Akron native leaves New York City, the epicenter of COVID-19 crisis, to find 'normalcy' in Solon

Akron native comes back to Cleveland because her immune system is compromised and NYC is dealing with a crisis
Posted at 7:33 AM, Mar 27, 2020

CLEVELAND — A woman raised in Akron, who has worked in New York City for years, is now back in our area for a very important reason. This is at a time when local health experts just this week warned of people from the NYC area coming to Cleveland. However, Jodi Taub’s story is a bit different and hopes to help you understand compromised people and how friends are opening up their homes.

“I’m very thankful and grateful that I was able to get out of New York and that I had somewhere safe to go.” Taub told us. “I’m a proud Buckeye and I’ve never been happier to be home, my entire life.”

Taub is now staying in Solon with her longtime friend.

“The minute that she called me and I could kind of hear the panic in her voice, she’s like, ‘I think I need to come to Cleveland,’ and it wasn’t even a hesitation,” said Rachel Arnopolin, 45, from Solon.

Taub has something called Primary Immunodeficiency. It’s caused by an inherited flaw in a person’s immune system, making them more susceptible to infections.

“I don’t have the antibodies to fight off regular diseases such as the flu and colds and viruses,” said Taub. Because of that, she told us she began preparing for the Coronavirus about 6 weeks ago. She said she already, normally wears masks when she goes to the doctor. She scans rooms to see who’s sick and coughing. She uses plenty of hand sanitizer.

“In this case (with the Coronavirus), everyone else is experiencing this, too, verses it just being me who has to live by these rules,” Taub said.

She usually works in Manhattan where New York City has become the epicenter off the virus for the U.S.

“New York City was seeing double the number of cases every two-and-a-half days,” said New York’s Governor Andrew Cuomo in a recent interview.

Local health leaders are warning us about people coming here.

“We have travelers from New York City in our community who we have lab-confirmed cases linked to New York,” said Dr.

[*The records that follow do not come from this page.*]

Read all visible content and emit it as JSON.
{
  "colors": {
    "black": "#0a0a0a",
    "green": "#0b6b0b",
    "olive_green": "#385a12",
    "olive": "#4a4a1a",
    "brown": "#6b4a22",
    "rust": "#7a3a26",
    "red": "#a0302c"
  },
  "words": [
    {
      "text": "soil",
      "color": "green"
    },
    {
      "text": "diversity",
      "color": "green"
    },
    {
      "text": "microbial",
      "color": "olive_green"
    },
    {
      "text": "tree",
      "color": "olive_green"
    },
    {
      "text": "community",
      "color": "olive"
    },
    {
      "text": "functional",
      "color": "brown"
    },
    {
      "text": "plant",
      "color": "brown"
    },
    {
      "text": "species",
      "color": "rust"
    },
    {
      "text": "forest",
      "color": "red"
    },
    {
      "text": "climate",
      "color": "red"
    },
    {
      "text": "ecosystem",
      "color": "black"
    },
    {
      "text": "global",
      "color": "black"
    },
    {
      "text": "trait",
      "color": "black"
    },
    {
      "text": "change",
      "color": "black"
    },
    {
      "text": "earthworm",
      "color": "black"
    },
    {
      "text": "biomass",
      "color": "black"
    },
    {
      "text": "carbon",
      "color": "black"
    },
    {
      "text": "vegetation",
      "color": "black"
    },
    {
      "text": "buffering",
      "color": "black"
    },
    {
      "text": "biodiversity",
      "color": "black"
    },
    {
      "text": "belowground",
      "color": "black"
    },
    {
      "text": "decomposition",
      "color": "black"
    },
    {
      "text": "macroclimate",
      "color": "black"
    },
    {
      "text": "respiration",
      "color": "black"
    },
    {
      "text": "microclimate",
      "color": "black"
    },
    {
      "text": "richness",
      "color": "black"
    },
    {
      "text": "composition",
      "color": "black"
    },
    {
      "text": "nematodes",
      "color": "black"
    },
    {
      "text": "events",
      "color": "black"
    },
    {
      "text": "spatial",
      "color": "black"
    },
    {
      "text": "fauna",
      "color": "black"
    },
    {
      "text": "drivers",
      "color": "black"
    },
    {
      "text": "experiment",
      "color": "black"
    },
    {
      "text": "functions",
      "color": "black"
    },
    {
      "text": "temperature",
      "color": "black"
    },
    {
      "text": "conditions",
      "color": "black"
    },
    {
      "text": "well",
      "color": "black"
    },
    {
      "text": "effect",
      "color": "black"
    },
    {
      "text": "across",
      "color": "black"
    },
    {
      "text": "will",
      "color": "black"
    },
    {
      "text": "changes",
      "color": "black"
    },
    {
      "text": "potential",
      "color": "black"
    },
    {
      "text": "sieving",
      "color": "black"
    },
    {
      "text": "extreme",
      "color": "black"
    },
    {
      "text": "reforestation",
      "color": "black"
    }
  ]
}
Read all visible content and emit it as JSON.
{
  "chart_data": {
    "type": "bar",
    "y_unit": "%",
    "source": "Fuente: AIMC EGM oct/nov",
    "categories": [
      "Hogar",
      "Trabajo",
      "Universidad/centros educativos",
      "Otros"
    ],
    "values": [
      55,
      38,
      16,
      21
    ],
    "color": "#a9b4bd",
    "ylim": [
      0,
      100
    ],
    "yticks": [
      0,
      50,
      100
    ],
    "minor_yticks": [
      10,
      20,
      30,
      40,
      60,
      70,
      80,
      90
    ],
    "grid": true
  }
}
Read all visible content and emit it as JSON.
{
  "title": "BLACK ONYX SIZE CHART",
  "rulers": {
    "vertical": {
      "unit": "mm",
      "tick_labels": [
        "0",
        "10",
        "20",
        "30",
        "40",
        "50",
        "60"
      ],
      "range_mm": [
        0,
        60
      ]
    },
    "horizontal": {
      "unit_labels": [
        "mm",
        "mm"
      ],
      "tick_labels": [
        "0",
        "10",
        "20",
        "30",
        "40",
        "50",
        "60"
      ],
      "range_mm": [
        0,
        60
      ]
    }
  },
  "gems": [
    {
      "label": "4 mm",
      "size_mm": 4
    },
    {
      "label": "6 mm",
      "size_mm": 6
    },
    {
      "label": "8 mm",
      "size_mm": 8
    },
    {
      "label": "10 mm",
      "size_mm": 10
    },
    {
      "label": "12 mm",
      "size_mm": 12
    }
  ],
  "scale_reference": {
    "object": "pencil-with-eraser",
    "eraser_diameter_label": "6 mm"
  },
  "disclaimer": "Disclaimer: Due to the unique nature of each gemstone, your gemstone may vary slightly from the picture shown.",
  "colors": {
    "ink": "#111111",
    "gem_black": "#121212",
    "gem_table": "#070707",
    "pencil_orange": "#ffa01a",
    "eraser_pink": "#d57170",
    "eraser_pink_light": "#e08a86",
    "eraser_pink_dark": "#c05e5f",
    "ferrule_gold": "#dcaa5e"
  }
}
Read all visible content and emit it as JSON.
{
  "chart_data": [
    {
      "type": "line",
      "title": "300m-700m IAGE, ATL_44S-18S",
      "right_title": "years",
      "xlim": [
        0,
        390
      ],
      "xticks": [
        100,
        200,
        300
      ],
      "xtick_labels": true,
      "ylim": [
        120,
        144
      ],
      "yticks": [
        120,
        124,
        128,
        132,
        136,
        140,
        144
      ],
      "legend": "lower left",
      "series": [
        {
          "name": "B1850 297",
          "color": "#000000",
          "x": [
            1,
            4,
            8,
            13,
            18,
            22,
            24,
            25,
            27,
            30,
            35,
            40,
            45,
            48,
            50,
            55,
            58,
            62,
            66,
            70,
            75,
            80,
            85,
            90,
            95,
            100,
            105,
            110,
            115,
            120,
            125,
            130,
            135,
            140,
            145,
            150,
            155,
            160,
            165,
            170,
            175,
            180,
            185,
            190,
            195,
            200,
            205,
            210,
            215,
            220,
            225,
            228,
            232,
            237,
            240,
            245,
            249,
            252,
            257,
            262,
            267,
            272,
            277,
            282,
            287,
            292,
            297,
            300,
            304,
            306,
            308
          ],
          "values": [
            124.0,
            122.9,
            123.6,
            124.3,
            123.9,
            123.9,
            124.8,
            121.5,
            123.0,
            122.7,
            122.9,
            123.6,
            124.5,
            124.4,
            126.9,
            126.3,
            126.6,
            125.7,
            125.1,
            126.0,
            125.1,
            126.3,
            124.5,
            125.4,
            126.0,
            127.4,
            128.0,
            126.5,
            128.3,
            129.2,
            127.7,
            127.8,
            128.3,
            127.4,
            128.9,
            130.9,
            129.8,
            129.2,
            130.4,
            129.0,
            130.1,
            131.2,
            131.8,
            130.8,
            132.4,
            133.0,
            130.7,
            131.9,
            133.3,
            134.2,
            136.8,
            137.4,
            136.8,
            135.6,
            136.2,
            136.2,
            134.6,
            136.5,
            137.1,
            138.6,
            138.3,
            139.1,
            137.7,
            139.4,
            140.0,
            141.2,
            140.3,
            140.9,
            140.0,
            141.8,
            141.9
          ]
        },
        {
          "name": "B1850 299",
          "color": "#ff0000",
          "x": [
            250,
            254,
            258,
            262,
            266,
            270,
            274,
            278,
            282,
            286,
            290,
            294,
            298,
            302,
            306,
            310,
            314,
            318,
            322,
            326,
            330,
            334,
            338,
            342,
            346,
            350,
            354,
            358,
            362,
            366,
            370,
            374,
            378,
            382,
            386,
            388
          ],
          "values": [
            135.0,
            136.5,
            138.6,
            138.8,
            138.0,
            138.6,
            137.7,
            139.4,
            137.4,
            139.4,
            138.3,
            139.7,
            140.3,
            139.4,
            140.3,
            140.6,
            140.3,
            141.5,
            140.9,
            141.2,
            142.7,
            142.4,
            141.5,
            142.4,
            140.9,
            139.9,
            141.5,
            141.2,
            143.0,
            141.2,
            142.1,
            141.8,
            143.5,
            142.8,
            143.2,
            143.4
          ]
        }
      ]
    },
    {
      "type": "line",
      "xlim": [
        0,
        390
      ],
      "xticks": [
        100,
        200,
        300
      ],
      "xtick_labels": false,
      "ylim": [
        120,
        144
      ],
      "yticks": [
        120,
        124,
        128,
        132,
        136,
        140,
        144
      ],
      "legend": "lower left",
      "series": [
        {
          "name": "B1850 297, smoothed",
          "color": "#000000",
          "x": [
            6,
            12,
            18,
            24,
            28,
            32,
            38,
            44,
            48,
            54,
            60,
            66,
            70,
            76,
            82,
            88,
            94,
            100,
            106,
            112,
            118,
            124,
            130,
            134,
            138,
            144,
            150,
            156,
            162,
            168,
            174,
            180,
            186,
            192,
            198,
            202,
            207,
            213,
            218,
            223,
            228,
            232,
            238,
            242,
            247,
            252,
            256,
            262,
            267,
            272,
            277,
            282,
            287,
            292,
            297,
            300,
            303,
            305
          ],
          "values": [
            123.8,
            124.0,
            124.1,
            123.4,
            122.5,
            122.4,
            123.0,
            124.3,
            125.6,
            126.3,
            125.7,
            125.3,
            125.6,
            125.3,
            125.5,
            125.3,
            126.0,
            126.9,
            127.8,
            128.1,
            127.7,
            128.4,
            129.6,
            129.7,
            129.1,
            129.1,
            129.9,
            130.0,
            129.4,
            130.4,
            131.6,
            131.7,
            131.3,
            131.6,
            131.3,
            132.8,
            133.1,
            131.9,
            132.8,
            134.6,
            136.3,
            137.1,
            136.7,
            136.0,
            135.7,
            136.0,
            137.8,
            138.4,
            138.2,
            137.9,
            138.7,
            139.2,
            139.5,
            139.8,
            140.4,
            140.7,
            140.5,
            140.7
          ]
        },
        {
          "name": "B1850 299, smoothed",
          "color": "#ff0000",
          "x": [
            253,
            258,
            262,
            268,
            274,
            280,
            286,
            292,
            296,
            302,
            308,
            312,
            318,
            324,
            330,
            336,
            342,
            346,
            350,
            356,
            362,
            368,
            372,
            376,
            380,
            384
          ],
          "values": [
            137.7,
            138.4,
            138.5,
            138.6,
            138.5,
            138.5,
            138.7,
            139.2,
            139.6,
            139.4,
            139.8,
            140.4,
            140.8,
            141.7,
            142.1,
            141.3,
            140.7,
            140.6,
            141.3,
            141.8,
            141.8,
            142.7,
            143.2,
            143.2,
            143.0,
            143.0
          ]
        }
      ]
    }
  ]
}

Heidi Gullett from the Cuyahoga County Board of Health.

Taub was in self-quarantine for 9 days before coming to Solon. She has been in isolation for the past 10 days here, was tested here, and is Coronavirus-free. “Since I’ve been to Ohio so people don’t have to worry, I have not gone anywhere, except for the backyard, and Rachel’s house and our car. I wanted to take a drive,” said Taub.

She knows just how devastating something like this can be physically and mentally. She’s a therapist for people who are chronically ill. “Many of my patients are sick with Corona and are coming down with it. There are friends of mine who I know that are coming down with this as well,” she told us.

Taub has been using tele-conferencing with her patients for weeks now, staying away but being right there for them, too. She knows what they’re going through.

“I was so fearful,” said Taub. “I couldn’t go out the front door. I couldn’t go to the elevator. I couldn’t walk my dog. So, to be able to not feel like there’s a target on my back and I have some normalcy in my life here…we have family dinners every night and I can walk outside.”

Taub said she has to go to the doctor every three to four days just because of her condition. That’s one reason she’s back here, to get care at Cleveland Clinic. She is looking for an apartment in the area until there’s a better grip on the coronavirus in New York City.